I had the privilege, last week, of spending time here in Colorado with many different members of the EPC (Evangelical Presbyterian Church) during the denominations’ 39th annual General Assembly. The General Assembly was hosted by Cherry Creek Presbyterian Church (one of our partner churches) and featured a week long gathering with worship, leadership and education tracks, networking, and conducting church business (voting on constitutional pieces, etc.).

The week started, for me, on Monday by joining some of the pastors up at Beaver Ranch Disc Golf Course for a round of disc golf. Of course, one of my favorite activities and hobbies on one of my favorite courses here in Colorado. The event was headed up by the Presbytery of the West Presbytery Chaplain Mike Anderson (whom I had to teach a thing or two)! I ended up shooting a 71 (2nd place) on the day. Only bested by a national pro for the 60’s age group who has a ministry to the disc golf community —Eagles Wings.

Chaplains from around the EPC gather for the one-day workshop hosted by EPC Chaplain Endorser, Mark Ingles

Tuesday, the chaplains gathered for a workshop that featured a couple of talks by brain-cancer fighter/survivor Michael Moyles, a retired United States Air Force Colonel, who is now a Christian speaker and author. Clergy in Crisis, was another topic and theme and the group watched Indivisible together which was based on the story of an Army chaplain and his wife. I had the chance to briefly share about Soccer Chaplains United and certainly was in the minority in the room. Of the approximately 70 chaplains currently endorsed in the EPC, most are in the military with a healthy secondary coming in the form of healthcare and first-responder chaplaincy.

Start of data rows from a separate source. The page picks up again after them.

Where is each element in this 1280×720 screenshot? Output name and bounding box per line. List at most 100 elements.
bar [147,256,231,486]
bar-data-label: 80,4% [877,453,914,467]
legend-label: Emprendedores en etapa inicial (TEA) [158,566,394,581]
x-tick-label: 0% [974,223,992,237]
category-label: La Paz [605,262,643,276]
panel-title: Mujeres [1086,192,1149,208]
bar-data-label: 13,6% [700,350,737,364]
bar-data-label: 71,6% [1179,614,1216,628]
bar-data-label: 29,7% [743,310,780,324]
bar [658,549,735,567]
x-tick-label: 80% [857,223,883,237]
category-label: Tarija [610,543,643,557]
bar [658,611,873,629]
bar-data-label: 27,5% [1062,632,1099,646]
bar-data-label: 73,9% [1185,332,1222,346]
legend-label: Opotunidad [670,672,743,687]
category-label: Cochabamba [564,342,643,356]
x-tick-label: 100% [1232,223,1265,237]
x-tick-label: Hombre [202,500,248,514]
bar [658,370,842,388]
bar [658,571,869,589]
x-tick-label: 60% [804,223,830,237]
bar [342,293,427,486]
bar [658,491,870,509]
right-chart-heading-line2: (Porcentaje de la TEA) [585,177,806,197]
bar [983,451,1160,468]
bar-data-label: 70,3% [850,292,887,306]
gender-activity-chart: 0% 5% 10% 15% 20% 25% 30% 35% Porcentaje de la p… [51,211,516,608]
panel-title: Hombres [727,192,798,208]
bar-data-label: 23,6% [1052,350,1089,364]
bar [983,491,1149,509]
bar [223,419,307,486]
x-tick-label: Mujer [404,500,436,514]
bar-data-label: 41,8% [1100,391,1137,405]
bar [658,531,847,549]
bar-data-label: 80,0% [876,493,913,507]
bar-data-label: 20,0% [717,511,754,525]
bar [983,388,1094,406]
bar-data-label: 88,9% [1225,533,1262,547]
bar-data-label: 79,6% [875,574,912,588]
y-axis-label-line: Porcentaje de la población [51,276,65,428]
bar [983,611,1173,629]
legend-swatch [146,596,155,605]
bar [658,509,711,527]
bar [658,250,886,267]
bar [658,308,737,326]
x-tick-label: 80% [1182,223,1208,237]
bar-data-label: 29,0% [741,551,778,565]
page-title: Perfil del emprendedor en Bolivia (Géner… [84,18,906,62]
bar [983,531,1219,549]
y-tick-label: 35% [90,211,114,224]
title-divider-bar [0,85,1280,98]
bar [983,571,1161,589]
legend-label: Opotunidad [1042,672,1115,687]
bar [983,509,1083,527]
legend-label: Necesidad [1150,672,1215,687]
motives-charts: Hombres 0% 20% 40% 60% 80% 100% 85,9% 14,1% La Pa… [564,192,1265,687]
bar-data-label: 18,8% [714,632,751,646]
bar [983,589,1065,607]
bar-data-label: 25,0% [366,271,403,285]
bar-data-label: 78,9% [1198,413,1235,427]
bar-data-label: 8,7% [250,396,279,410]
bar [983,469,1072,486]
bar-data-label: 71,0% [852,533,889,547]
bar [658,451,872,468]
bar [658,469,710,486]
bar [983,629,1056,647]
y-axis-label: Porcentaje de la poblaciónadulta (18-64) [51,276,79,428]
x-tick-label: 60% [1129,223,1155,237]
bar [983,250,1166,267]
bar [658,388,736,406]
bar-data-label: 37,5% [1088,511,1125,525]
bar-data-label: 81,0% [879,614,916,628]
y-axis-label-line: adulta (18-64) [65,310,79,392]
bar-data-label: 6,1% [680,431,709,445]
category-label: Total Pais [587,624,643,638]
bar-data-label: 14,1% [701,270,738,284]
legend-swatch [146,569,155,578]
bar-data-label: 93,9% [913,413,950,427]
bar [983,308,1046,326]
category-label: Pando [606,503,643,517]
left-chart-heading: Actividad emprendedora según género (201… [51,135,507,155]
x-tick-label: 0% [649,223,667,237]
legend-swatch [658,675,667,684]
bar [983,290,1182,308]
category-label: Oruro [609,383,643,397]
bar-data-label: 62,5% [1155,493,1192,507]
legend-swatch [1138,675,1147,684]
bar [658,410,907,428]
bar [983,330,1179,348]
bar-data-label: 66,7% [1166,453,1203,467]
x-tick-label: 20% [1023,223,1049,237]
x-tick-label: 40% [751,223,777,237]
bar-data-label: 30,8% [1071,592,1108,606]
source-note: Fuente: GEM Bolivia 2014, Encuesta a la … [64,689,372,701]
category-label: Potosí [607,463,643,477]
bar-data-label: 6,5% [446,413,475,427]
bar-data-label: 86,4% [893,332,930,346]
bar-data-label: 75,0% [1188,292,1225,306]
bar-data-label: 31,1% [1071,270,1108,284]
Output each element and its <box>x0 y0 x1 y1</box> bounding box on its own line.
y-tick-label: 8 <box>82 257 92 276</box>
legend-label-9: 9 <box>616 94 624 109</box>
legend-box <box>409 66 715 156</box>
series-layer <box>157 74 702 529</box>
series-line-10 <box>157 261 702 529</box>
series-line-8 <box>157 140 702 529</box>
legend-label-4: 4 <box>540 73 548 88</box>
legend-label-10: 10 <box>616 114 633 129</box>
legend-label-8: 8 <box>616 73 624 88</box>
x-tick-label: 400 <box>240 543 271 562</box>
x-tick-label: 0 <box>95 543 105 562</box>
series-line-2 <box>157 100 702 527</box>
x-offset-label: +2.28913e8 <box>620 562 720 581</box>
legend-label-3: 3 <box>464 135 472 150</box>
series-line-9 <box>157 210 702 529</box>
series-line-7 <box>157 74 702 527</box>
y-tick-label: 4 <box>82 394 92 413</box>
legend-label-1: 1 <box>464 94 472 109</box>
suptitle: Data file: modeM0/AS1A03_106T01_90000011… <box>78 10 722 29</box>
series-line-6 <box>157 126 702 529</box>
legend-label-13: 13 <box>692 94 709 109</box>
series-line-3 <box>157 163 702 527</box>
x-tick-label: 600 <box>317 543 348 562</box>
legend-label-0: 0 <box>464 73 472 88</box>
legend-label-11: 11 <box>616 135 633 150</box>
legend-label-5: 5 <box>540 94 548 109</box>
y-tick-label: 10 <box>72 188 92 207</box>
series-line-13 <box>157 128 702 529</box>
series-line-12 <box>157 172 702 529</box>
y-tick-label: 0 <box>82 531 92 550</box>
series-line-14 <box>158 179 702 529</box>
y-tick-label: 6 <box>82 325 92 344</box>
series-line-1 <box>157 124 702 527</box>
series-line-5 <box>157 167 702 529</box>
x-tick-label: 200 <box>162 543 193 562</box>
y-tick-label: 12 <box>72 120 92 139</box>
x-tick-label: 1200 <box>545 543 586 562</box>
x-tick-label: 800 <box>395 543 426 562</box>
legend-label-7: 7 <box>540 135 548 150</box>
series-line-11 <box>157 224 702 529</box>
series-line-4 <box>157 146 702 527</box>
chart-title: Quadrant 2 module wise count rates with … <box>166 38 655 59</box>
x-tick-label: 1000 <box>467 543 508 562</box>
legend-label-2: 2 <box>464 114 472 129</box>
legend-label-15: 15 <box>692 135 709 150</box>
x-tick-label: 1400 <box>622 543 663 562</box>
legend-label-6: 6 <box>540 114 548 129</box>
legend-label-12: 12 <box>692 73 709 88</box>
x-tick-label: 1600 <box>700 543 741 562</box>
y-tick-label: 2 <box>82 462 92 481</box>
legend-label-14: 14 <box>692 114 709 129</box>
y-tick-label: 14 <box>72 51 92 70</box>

Presentation of chaplains at the 39th General Assembly of the EPC (see if you can spot me)

The remainder of the General Assembly was filled with a number of powerful speakers — I was especially touched by Andrew Brunson’s personal story. Andrew, a missionary in Turkey, was imprisoned for 2 years and accused of terrorism and espionage. His release finally happened last fall and he shared his story with the Assembly. I was struck by several of the things that he shared, but one was particularly encouraging for me in the season of chaplaincy that has been for the past couple of years.

Andrew shared that early in his imprisonment he had expected that God’s presence was fundamental. But he said that after the first week in prison that he had lost the feeling of God being present. And during his two years he came to learn that the fundamental experience is not presence but a “simple devotion, a simple faithfulness.”

I was struck by this — as a chaplain, much that is key to our work amongst people — whether in soccer or in military or in hospital is a ministry of presence and a sense of the Divine presence as we listen, and as we minister and serve. Certainly, in my own experience of chaplaincy, there have been key moments where one cannot feel the presence of God, but I have often experienced this in short terms and short-spans. To hear Andrew share that there was little glorious about his prison time (he repeatedly mentioned that he “broke” under the pressure). Andrew confessed to a romanticized idea of being in prison. One that I likely have as well.

Are you just the God of conferences?

Andrew Brunson, one of his questions of God during his Turkish imprisonment

The rest of the time was filled with other moments of worship and teaching and business, but I believe that I will likely take Andrew’s story and reflect on that for some time to come.